I’d been chided recently by the wonderful individual who gifted me some time back with a 750 ml bottle of Southampton Publick House’s (Long Island NY) Saison to the effect that it might already have passed its prime.
Hmm, I thought, how long could it have been, anyway? I took it home, and forgot about it again – until two nights ago, when I noticed the “2003” date and resolved to pop the cork before it was too late.
It’s true that most of what I’ve read and heard about Belgian Saison “farmhouse” ales indicates they generally were intended for aging, and were brewed in cool weather for keeping until summer, when hotter temperatures made beer making difficult.
But two and a half years? Was I right or wrong in keeping Southampton’s renowned Saison for so long?
Judging from the quality of the ale I drank, it was a good decision.
There was a healthy “pop” at the cork’s removal. Pale golden in color, the liquid was almost completely clear, with a good dusting of sediment in the bottom of the champagne bottle. The nose was fresh, grassy and hoppy.
There was medium body and firm, but hardly heavy, mouth feel. I was surprised to find that the dry-hopped character still was pronounced, vying for attention with the lemony malt and a refreshing dollop of acidity. Esters of spice and pepper peeked through. Delicious.

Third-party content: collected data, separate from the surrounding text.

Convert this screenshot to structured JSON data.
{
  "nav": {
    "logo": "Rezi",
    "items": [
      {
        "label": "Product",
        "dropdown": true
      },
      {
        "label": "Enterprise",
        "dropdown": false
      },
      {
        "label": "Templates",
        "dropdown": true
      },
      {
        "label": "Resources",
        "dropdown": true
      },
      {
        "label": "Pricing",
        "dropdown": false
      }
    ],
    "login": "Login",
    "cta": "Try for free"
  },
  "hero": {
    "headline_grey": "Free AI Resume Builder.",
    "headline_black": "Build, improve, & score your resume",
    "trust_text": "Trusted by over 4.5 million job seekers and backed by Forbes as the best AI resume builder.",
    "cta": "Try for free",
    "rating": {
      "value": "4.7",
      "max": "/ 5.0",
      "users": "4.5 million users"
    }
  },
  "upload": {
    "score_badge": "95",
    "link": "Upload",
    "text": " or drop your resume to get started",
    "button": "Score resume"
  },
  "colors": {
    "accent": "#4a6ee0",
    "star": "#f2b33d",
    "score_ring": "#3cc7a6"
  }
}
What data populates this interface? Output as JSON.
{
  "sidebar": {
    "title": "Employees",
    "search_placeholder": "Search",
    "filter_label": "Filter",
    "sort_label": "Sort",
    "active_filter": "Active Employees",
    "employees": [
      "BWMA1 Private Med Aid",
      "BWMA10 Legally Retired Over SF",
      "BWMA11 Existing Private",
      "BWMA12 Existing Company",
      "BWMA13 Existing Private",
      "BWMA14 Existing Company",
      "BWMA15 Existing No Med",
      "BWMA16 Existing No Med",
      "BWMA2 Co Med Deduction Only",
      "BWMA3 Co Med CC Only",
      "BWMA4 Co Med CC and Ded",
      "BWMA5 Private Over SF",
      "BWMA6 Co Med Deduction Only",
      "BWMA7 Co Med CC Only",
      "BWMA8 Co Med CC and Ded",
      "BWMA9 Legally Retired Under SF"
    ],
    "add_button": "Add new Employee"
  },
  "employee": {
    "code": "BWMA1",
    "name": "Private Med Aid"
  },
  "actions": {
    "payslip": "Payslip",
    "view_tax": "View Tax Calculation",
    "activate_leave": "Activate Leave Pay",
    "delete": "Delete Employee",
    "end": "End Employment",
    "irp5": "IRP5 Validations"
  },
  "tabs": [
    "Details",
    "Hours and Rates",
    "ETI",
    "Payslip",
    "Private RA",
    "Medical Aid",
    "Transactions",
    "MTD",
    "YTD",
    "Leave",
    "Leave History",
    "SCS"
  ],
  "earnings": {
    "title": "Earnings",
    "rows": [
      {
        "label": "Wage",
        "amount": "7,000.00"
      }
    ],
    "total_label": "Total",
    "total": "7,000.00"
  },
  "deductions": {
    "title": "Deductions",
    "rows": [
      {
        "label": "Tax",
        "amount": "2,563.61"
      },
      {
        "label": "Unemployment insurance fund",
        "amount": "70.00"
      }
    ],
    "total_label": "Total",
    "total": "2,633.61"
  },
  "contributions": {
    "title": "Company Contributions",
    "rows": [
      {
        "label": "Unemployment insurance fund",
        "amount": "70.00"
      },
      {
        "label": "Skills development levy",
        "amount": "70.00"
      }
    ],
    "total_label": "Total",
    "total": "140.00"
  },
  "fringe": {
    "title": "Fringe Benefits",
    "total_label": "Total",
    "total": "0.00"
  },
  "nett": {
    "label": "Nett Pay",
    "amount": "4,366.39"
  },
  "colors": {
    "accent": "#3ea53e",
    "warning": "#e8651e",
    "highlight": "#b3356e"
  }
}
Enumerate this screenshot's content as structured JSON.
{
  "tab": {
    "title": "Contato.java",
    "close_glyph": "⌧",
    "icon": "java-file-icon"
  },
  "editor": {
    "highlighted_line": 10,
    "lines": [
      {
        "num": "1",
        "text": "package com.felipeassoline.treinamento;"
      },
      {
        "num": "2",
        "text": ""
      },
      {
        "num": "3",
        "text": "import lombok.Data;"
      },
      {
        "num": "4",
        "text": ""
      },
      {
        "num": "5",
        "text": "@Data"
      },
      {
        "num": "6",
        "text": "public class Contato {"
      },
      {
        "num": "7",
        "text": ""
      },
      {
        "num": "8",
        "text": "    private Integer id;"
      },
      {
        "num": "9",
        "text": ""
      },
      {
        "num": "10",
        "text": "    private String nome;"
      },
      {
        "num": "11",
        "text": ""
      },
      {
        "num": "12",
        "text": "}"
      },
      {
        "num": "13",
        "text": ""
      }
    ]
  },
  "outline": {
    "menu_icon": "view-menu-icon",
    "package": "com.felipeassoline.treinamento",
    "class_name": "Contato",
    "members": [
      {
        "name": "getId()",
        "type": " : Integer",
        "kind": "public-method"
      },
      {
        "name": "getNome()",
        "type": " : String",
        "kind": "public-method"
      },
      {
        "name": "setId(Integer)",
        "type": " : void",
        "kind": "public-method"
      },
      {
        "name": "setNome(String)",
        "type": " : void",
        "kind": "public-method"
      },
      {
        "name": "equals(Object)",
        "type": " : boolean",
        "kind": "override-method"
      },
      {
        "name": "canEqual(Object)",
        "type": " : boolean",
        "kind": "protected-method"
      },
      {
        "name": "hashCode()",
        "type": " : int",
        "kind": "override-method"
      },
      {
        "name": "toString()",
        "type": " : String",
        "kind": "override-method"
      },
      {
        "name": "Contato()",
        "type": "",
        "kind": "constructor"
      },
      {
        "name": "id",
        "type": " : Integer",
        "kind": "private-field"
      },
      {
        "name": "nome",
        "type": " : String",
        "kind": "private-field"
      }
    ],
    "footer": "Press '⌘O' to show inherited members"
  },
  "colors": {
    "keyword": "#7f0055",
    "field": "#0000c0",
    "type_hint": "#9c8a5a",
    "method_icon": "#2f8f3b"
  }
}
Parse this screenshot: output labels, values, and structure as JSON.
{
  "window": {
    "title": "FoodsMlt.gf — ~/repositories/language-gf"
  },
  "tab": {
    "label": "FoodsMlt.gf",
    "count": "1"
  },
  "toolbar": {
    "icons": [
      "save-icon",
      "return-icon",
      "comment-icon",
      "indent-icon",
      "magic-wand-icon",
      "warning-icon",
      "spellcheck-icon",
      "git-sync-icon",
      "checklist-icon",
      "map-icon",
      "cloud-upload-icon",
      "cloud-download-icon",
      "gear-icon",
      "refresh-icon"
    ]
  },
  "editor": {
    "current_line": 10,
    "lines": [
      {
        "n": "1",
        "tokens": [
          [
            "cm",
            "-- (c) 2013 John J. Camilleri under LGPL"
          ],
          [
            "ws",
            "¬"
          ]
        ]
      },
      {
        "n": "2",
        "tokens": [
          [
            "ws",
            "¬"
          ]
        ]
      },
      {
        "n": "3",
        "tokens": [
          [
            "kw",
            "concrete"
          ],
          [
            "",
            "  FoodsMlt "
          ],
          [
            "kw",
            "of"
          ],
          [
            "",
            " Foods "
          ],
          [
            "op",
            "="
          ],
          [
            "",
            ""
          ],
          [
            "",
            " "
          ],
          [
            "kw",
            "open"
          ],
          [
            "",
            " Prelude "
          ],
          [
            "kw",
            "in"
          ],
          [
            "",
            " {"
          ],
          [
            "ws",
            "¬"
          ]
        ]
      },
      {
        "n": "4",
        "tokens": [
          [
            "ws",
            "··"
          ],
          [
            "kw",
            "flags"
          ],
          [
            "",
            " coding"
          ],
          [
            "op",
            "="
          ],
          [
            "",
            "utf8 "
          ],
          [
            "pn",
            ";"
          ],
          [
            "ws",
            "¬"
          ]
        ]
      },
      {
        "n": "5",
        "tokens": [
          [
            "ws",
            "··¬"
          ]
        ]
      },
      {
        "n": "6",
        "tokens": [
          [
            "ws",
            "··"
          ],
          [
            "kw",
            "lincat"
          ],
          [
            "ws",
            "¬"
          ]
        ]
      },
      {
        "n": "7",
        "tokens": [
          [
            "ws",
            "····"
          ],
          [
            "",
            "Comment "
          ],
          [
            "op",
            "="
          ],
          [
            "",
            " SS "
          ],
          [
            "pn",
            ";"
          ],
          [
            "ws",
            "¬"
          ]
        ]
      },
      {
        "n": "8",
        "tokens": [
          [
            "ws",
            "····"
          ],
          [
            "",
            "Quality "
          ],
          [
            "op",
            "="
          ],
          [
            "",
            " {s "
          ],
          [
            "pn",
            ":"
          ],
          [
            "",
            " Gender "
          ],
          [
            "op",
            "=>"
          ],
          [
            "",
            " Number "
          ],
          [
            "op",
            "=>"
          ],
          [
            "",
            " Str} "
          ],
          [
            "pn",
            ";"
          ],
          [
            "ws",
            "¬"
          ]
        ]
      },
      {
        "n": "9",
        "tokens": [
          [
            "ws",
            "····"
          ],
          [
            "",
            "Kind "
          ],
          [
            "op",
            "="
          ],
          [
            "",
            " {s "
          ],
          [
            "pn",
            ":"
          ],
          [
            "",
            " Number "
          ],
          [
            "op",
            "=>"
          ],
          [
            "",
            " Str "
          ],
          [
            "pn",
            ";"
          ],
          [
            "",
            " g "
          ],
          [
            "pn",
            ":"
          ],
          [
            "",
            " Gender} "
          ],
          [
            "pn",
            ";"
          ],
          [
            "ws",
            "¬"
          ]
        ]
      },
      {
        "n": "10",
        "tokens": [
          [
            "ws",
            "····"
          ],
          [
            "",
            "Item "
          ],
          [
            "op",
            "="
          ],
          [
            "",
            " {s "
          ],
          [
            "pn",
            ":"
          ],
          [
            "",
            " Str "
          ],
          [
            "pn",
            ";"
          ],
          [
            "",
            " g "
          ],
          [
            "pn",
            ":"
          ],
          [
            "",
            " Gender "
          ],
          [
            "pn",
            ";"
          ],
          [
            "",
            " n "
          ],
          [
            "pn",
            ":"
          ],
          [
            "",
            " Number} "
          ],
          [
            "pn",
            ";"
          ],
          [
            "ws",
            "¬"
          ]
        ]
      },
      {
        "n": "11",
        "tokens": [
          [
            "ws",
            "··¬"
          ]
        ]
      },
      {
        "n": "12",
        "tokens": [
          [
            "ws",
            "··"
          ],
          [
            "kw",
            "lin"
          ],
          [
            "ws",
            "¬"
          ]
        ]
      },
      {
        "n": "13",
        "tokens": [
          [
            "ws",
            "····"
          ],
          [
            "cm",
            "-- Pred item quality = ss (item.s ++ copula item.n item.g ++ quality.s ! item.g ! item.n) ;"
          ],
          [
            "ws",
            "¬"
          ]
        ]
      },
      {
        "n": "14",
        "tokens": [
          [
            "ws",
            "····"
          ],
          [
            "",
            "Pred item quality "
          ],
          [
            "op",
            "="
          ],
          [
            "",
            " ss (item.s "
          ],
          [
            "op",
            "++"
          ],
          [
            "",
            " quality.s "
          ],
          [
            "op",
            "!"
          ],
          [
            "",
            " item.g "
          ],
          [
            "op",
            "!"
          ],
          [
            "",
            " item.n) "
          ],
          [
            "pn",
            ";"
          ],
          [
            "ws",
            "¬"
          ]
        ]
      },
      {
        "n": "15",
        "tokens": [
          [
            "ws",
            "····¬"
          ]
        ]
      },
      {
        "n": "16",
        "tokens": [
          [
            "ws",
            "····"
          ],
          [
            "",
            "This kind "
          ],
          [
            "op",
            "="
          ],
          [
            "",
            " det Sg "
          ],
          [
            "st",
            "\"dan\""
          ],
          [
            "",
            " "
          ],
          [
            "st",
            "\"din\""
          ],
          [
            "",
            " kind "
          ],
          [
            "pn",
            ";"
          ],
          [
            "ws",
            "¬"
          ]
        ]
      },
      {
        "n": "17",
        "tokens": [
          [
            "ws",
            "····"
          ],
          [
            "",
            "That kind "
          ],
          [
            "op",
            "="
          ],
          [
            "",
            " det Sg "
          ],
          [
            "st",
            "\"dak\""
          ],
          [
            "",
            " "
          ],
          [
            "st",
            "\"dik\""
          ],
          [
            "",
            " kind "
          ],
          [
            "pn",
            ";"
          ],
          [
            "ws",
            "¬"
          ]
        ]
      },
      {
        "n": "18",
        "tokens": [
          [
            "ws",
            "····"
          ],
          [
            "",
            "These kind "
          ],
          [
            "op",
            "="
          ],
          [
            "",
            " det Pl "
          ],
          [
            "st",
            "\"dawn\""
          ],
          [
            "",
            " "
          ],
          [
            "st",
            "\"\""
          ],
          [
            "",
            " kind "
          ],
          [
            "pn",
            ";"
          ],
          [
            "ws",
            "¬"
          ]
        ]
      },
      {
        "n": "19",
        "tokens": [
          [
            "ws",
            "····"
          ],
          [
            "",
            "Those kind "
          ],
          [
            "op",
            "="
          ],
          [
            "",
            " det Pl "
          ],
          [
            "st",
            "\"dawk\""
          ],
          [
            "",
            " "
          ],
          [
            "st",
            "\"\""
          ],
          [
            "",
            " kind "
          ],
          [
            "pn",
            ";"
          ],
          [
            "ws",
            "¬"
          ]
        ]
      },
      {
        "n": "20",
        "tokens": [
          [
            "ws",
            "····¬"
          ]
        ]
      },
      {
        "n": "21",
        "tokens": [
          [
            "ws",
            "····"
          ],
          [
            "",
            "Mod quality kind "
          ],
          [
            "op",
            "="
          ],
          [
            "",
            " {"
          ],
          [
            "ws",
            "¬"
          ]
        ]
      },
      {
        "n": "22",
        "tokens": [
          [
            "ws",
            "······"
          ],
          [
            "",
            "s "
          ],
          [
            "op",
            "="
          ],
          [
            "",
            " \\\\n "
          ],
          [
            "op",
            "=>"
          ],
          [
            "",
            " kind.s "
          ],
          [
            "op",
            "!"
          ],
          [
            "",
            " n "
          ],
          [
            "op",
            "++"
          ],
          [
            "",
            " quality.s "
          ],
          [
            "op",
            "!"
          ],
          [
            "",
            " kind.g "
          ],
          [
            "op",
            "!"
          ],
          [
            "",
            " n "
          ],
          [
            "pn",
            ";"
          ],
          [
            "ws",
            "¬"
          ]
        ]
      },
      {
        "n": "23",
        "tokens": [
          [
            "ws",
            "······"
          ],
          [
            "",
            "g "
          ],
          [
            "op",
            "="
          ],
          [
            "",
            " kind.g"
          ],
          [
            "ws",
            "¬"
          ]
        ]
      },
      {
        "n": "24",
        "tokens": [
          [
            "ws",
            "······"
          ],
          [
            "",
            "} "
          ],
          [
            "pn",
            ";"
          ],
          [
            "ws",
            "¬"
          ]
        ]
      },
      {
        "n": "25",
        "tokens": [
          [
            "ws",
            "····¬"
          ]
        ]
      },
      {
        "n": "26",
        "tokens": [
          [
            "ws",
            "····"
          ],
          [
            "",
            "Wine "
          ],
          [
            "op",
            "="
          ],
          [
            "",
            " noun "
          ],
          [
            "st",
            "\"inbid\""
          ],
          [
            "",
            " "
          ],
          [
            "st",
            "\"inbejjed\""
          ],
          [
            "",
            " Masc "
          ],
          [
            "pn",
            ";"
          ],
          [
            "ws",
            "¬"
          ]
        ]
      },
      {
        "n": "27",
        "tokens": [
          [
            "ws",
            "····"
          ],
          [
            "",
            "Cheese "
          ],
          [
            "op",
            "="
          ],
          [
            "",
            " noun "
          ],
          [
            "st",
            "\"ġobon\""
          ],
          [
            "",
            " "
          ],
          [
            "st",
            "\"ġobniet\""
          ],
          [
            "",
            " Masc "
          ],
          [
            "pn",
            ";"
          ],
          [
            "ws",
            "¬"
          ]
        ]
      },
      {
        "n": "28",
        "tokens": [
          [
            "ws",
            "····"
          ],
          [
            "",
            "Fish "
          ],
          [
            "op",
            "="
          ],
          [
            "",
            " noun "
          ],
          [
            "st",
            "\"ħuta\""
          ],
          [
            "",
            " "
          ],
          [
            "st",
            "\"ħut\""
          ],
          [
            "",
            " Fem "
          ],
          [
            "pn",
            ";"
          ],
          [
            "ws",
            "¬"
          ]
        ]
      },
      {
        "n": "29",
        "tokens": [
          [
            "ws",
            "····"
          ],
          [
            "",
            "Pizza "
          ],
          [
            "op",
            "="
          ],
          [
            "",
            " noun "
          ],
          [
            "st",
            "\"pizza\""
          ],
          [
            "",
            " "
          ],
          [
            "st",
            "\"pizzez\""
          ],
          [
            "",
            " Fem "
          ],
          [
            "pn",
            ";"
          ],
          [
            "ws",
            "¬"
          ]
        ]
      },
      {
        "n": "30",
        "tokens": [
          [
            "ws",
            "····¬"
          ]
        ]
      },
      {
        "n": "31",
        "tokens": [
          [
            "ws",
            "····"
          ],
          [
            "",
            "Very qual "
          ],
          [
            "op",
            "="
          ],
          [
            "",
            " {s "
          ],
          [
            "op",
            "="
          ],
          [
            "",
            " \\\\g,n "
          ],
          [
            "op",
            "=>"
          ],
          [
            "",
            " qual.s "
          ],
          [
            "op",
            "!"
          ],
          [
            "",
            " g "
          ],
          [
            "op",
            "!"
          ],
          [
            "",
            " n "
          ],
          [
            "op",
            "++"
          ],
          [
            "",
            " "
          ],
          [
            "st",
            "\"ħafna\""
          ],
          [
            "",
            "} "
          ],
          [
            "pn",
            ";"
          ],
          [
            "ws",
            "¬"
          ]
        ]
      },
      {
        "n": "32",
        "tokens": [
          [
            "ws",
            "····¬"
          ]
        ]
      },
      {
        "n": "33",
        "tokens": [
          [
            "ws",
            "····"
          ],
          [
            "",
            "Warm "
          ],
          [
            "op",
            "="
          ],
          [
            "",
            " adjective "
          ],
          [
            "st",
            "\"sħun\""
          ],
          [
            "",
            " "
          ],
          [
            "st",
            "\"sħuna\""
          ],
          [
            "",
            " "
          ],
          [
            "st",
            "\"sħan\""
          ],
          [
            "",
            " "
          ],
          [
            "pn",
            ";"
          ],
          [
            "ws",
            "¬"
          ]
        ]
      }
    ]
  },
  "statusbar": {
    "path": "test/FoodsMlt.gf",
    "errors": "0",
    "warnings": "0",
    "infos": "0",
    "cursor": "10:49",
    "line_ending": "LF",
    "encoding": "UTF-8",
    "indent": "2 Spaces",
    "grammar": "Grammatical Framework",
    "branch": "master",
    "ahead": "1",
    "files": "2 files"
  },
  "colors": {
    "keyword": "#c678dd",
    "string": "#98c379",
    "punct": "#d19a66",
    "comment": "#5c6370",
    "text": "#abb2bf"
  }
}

I began dreaming of pungent country cheeses and crusty bread. Upon examination, it was revealed that the kitchen cabinet held Saltines and sardines, so I elected to drink the remainder unaccompanied, and fantasized about Hainaut province bike routes.
In short, it was as accomplished as its reputation suggests, and a superb example of the Belgian farmhouse style, but brewed right here in America.
To my knowledge, Southampton Publick House beers are unavailable in Indiana and Kentucky, but if you’re in New York … don’t hesitate. The brewery is innovative, has scored numerous times in Great American Beer Festival competitions, and has as good a microbrewing pedigree as there is.
I wonder what else I've hidden that might be worth drinking?